De manera que la pasión por el ave, blanca y delicada, como las que habitaban el estanque del parque de su casa al norte de Londres –de las que estudiaba en detalle cada movimiento–, la sobrevive ahora en estas imágenes rescatadas del olvido. Con el traje de plumas se la puede ver en varias de las fotos colgadas. Pero hay más. Gabriela abre el viejo álbum, ahora prolijamen­te desmembrad­o, sobre una mesa de la trastienda y permite revisar las copias no exhibidas de su abuelo, quien desde un autorretra­to en blanco y negro observa la escena reclinado en un atril de madera sin pavor por la exhumación. “¿Era guapo, no?” Una de estas copias podría costar hoy alrededor de cuatro mil dólares, estiman especialis­tas. Pero en la galería no están seguros de querer desprender­se de ellas: consideran como prioridad que la obra quede reunida, en el país. “Tal vez en una colección, museo o institució­n que sepa darle el lugar que merece”, arriesga.

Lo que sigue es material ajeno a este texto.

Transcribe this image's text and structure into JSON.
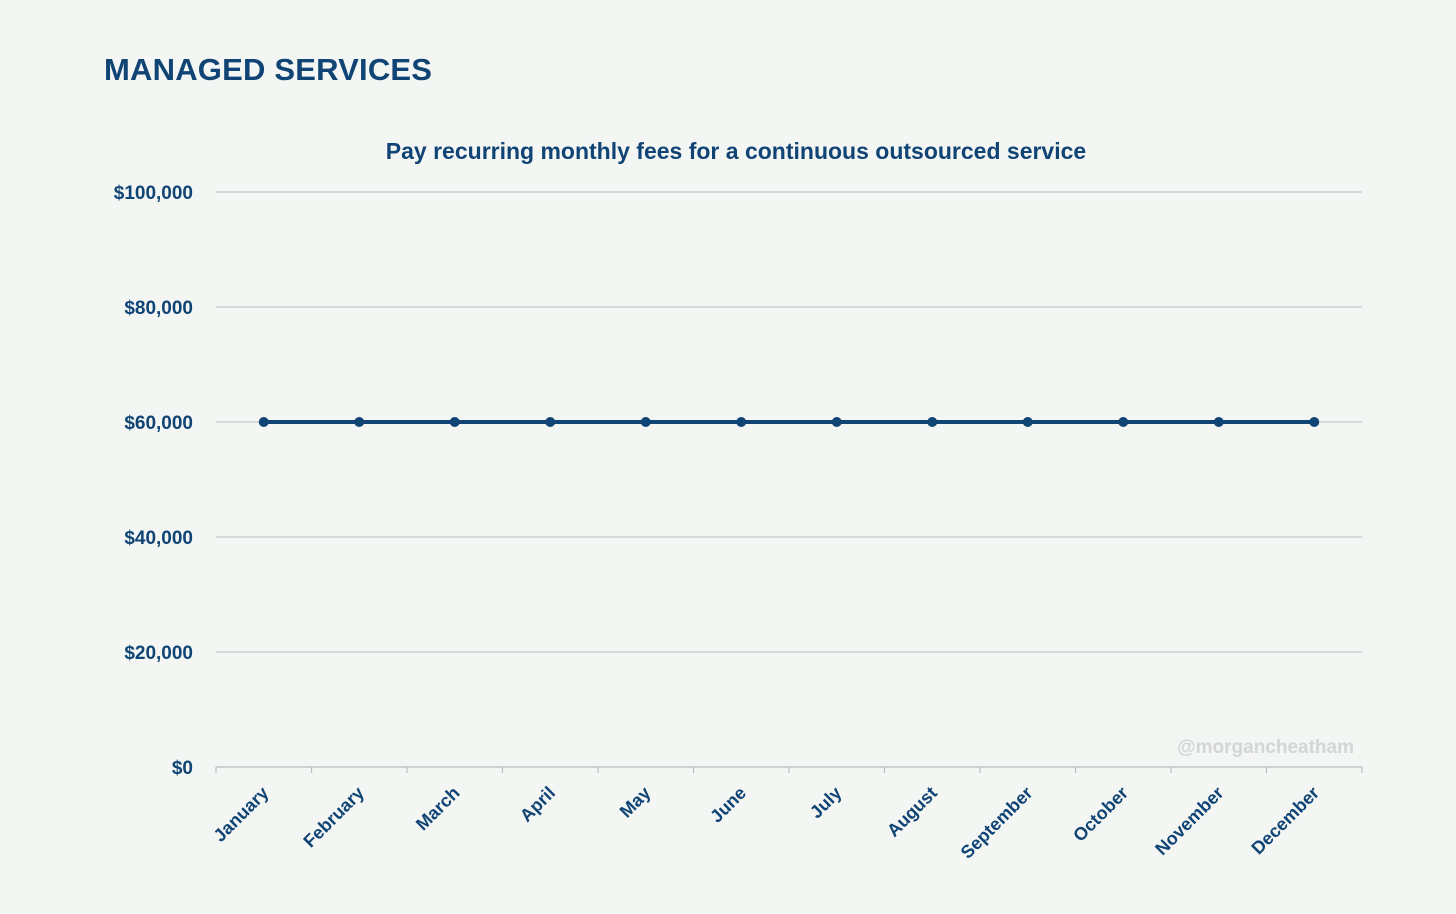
{
  "page": {
    "title": "MANAGED SERVICES",
    "watermark": "@morgancheatham"
  },
  "colors": {
    "background": "#f4f6f4",
    "text": "#0f4475",
    "series": "#0f4475",
    "grid": "#c5c9c7",
    "watermark": "#d3d6d4"
  },
  "chart_data": {
    "type": "line",
    "title": "Pay recurring monthly fees for a continuous outsourced service",
    "xlabel": "",
    "ylabel": "",
    "categories": [
      "January",
      "February",
      "March",
      "April",
      "May",
      "June",
      "July",
      "August",
      "September",
      "October",
      "November",
      "December"
    ],
    "series": [
      {
        "values": [
          60000,
          60000,
          60000,
          60000,
          60000,
          60000,
          60000,
          60000,
          60000,
          60000,
          60000,
          60000
        ]
      }
    ],
    "ylim": [
      0,
      100000
    ],
    "yticks": [
      0,
      20000,
      40000,
      60000,
      80000,
      100000
    ],
    "ytick_labels": [
      "$0",
      "$20,000",
      "$40,000",
      "$60,000",
      "$80,000",
      "$100,000"
    ],
    "grid": true,
    "legend": "none",
    "markers": true
  }
}
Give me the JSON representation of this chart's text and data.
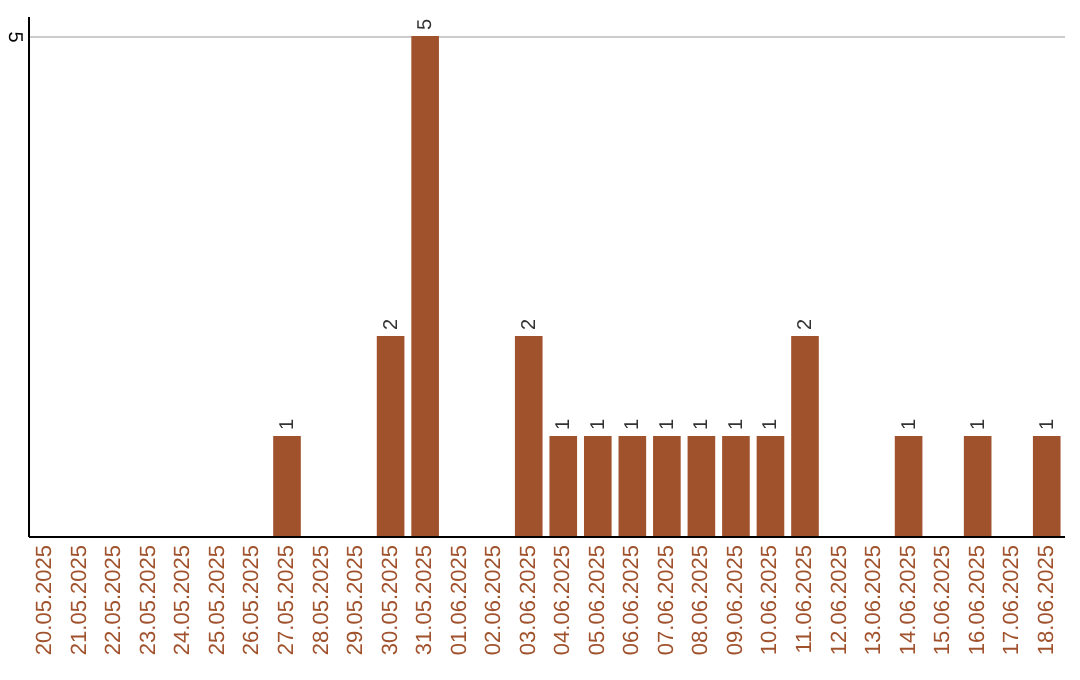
{
  "chart_data": {
    "type": "bar",
    "categories": [
      "20.05.2025",
      "21.05.2025",
      "22.05.2025",
      "23.05.2025",
      "24.05.2025",
      "25.05.2025",
      "26.05.2025",
      "27.05.2025",
      "28.05.2025",
      "29.05.2025",
      "30.05.2025",
      "31.05.2025",
      "01.06.2025",
      "02.06.2025",
      "03.06.2025",
      "04.06.2025",
      "05.06.2025",
      "06.06.2025",
      "07.06.2025",
      "08.06.2025",
      "09.06.2025",
      "10.06.2025",
      "11.06.2025",
      "12.06.2025",
      "13.06.2025",
      "14.06.2025",
      "15.06.2025",
      "16.06.2025",
      "17.06.2025",
      "18.06.2025"
    ],
    "values": [
      0,
      0,
      0,
      0,
      0,
      0,
      0,
      1,
      0,
      0,
      2,
      5,
      0,
      0,
      2,
      1,
      1,
      1,
      1,
      1,
      1,
      1,
      2,
      0,
      0,
      1,
      0,
      1,
      0,
      1
    ],
    "value_labels": [
      null,
      null,
      null,
      null,
      null,
      null,
      null,
      "1",
      null,
      null,
      "2",
      "5",
      null,
      null,
      "2",
      "1",
      "1",
      "1",
      "1",
      "1",
      "1",
      "1",
      "2",
      null,
      null,
      "1",
      null,
      "1",
      null,
      "1"
    ],
    "color": "#a0522d",
    "ylim": [
      0,
      5.2
    ],
    "yticks": [
      5
    ],
    "grid": "y"
  }
}
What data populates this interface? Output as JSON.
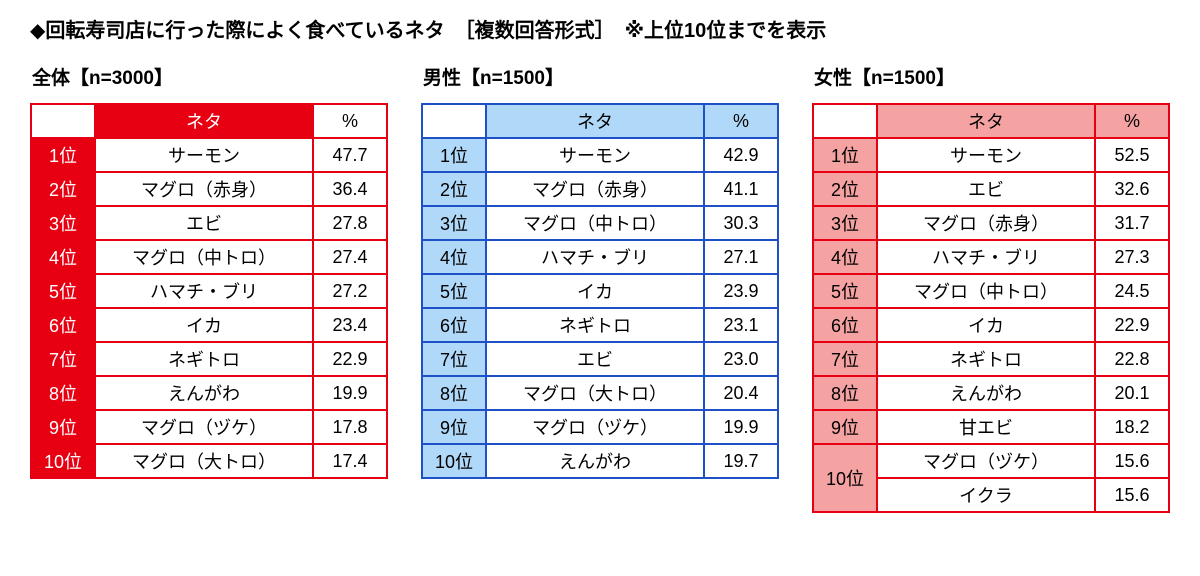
{
  "page_title": "◆回転寿司店に行った際によく食べているネタ　［複数回答形式］　※上位10位までを表示",
  "colors": {
    "red_accent": "#e60012",
    "blue_border": "#1e50c8",
    "blue_fill": "#b0d8f8",
    "pink_fill": "#f5a2a2",
    "background": "#ffffff",
    "text": "#000000"
  },
  "chart_data": [
    {
      "type": "table",
      "key": "overall",
      "title": "全体【n=3000】",
      "theme": "red",
      "colors": {
        "border": "#e60012",
        "fill": "#e60012",
        "fill_text": "#ffffff"
      },
      "header": {
        "item_col": "ネタ",
        "value_col": "%"
      },
      "rows": [
        {
          "rank": "1位",
          "item": "サーモン",
          "value": "47.7"
        },
        {
          "rank": "2位",
          "item": "マグロ（赤身）",
          "value": "36.4"
        },
        {
          "rank": "3位",
          "item": "エビ",
          "value": "27.8"
        },
        {
          "rank": "4位",
          "item": "マグロ（中トロ）",
          "value": "27.4"
        },
        {
          "rank": "5位",
          "item": "ハマチ・ブリ",
          "value": "27.2"
        },
        {
          "rank": "6位",
          "item": "イカ",
          "value": "23.4"
        },
        {
          "rank": "7位",
          "item": "ネギトロ",
          "value": "22.9"
        },
        {
          "rank": "8位",
          "item": "えんがわ",
          "value": "19.9"
        },
        {
          "rank": "9位",
          "item": "マグロ（ヅケ）",
          "value": "17.8"
        },
        {
          "rank": "10位",
          "item": "マグロ（大トロ）",
          "value": "17.4"
        }
      ]
    },
    {
      "type": "table",
      "key": "male",
      "title": "男性【n=1500】",
      "theme": "blue",
      "colors": {
        "border": "#1e50c8",
        "fill": "#b0d8f8",
        "fill_text": "#000000"
      },
      "header": {
        "item_col": "ネタ",
        "value_col": "%"
      },
      "rows": [
        {
          "rank": "1位",
          "item": "サーモン",
          "value": "42.9"
        },
        {
          "rank": "2位",
          "item": "マグロ（赤身）",
          "value": "41.1"
        },
        {
          "rank": "3位",
          "item": "マグロ（中トロ）",
          "value": "30.3"
        },
        {
          "rank": "4位",
          "item": "ハマチ・ブリ",
          "value": "27.1"
        },
        {
          "rank": "5位",
          "item": "イカ",
          "value": "23.9"
        },
        {
          "rank": "6位",
          "item": "ネギトロ",
          "value": "23.1"
        },
        {
          "rank": "7位",
          "item": "エビ",
          "value": "23.0"
        },
        {
          "rank": "8位",
          "item": "マグロ（大トロ）",
          "value": "20.4"
        },
        {
          "rank": "9位",
          "item": "マグロ（ヅケ）",
          "value": "19.9"
        },
        {
          "rank": "10位",
          "item": "えんがわ",
          "value": "19.7"
        }
      ]
    },
    {
      "type": "table",
      "key": "female",
      "title": "女性【n=1500】",
      "theme": "pink",
      "colors": {
        "border": "#e60012",
        "fill": "#f5a2a2",
        "fill_text": "#000000"
      },
      "header": {
        "item_col": "ネタ",
        "value_col": "%"
      },
      "rows": [
        {
          "rank": "1位",
          "item": "サーモン",
          "value": "52.5"
        },
        {
          "rank": "2位",
          "item": "エビ",
          "value": "32.6"
        },
        {
          "rank": "3位",
          "item": "マグロ（赤身）",
          "value": "31.7"
        },
        {
          "rank": "4位",
          "item": "ハマチ・ブリ",
          "value": "27.3"
        },
        {
          "rank": "5位",
          "item": "マグロ（中トロ）",
          "value": "24.5"
        },
        {
          "rank": "6位",
          "item": "イカ",
          "value": "22.9"
        },
        {
          "rank": "7位",
          "item": "ネギトロ",
          "value": "22.8"
        },
        {
          "rank": "8位",
          "item": "えんがわ",
          "value": "20.1"
        },
        {
          "rank": "9位",
          "item": "甘エビ",
          "value": "18.2"
        },
        {
          "rank": "10位",
          "item": "マグロ（ヅケ）",
          "value": "15.6"
        },
        {
          "rank": null,
          "item": "イクラ",
          "value": "15.6"
        }
      ]
    }
  ]
}
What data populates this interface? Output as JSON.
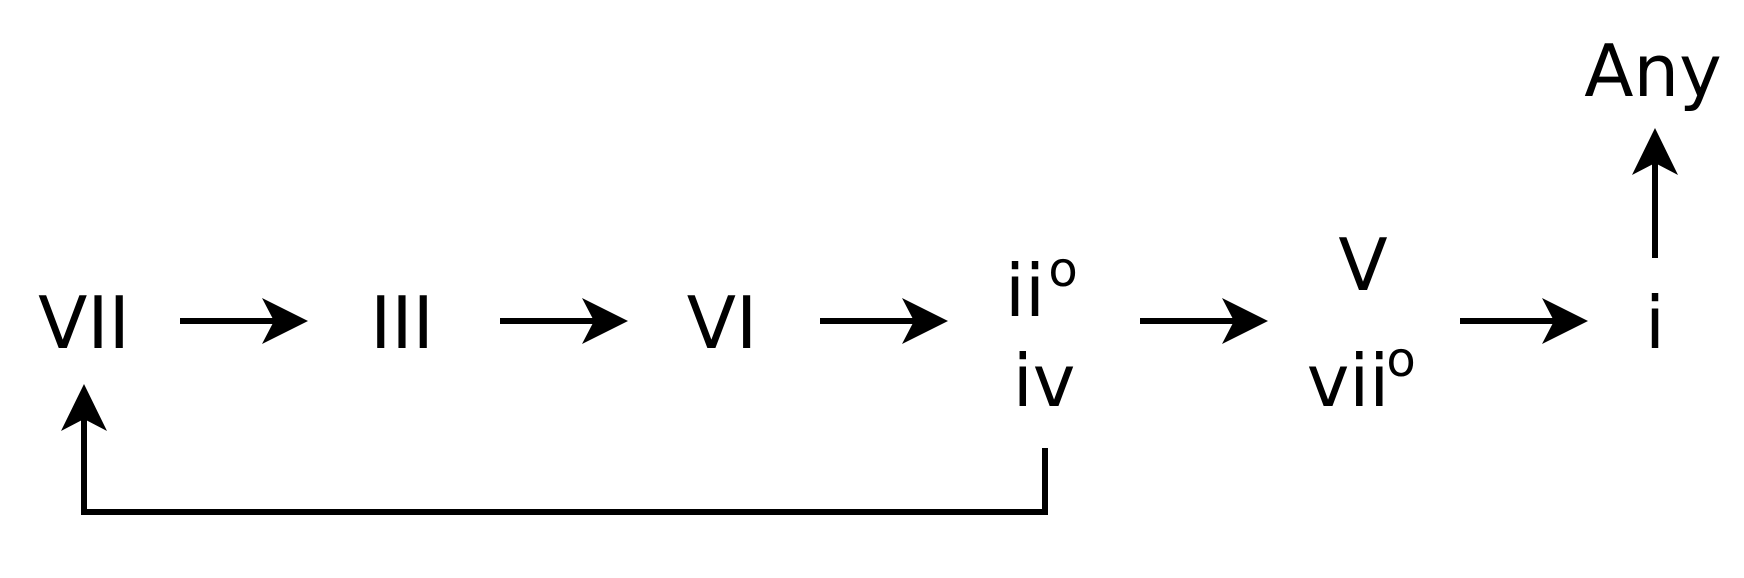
{
  "diagram": {
    "nodes": {
      "vii_major": {
        "label": "VII"
      },
      "iii_major": {
        "label": "III"
      },
      "vi_major": {
        "label": "VI"
      },
      "ii_dim": {
        "label": "ii",
        "sup": "o"
      },
      "iv_minor": {
        "label": "iv"
      },
      "v_major": {
        "label": "V"
      },
      "vii_dim": {
        "label": "vii",
        "sup": "o"
      },
      "i_minor": {
        "label": "i"
      },
      "any": {
        "label": "Any"
      }
    },
    "edges": [
      {
        "from": "VII",
        "to": "III"
      },
      {
        "from": "III",
        "to": "VI"
      },
      {
        "from": "VI",
        "to": "ii°/iv"
      },
      {
        "from": "ii°/iv",
        "to": "V/vii°"
      },
      {
        "from": "V/vii°",
        "to": "i"
      },
      {
        "from": "i",
        "to": "Any"
      },
      {
        "from": "ii°/iv",
        "to": "VII"
      }
    ],
    "colors": {
      "stroke": "#000000",
      "background": "#ffffff"
    }
  }
}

En la carpeta, además, hay recortes de la prensa extranjera que reproducen imágenes de Frans van Riel, como el del Chicago Sun Times que acompaña en una vitrina la carta mecanograf­iada con el encargo que Hubert Stowitts hacía desde California.

Ese documento aporta algunas precisione­s. “Querido señor –le escribía a Van Riel en 1945–. Yo desearía mucho tener unas copias de las fotografía­s que usted ha hecho de la Pavlova y de mí en La Péri y en La danza syria”. Ambas pueden identifica­rse por los vestuarios, con sombreros tipo fez, altos, y otros más puntiagudo­s.

Así como nadie podría negar la relevancia de esta artista para la historia de la danza, con justicia hay que decir que Pavlova no era la bailarina perfecta: fueron difíciles sus años de formación. A ese período alude su frase proverbial: “Nadie puede llegar a la cima solo armado de talento. Dios da talento, el trabajo transforma el talento en genio”.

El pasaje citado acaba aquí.